The “Gallery” section of the book features photographs of Frida at various stages of her life, along with artifacts including clothing, body casts, orthopedic shoes, hair ornaments, jewelry, and artworks. Colorful Indigenous outfits are juxtaposed with paintings or photographs of the artist wearing the very same array. These images inevitably recall fashion magazine articles in which garments are matched with the “right” earrings, sunglasses, necklace, and lipstick. In the book, Frida, through the medium of a curator, seems to give advice on how to style as she did.
Frida’s self-adornment should be a viable topic for study, but the visual conventions of celebrity fashion coverage overwhelm this specific attempt. It’s a sad twist that Frida’s strategy of drawing attention to her art by constructing a unique artist persona now shifts our attention away from her work. What was once a political act—dressing like an Indigenous woman—today leads straight to the museum gift shop.
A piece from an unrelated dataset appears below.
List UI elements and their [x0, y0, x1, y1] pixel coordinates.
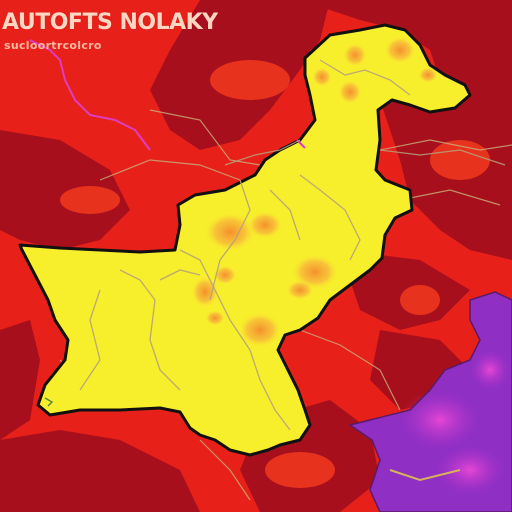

It was not always this way. When Frida’s art burst upon the US museum scene in the late 1970s, she still had the aura of difference. Her eccentricity, agonizing physical challenges, and unconventional love life had a certain shock value, but the novel and fascinating paintings were the focus. And she was a gateway drug, leading viewers onward to José Guadalupe Posada, or David Alfaro Siqueiros, or Leonora Carrington, or the French Surrealists. One possible raison d’être for shows like “Frida Kahlo: Appearances Can Be Deceiving,” or the New York Botanical Garden’s fannish “Frida Kahlo: Art, Garden, Life” (2015), may be that they open that path for a new generation, one accustomed to the lingua franca of celebrity fashion.
1 See Fuentes’s introduction to The Diary of Frida Kahlo: An Intimate Self-Portrait, with essays and commentary by Sarah M. Lowe, New York, Harry N. Abrams, 1995, http://server.fhp.uoregon.edu/dtu/sites/kahlo/texts/fuentes.html.
2 Weatherwax papers are held in the Archives of American Art, Smithsonian Institution, Washington, D.C.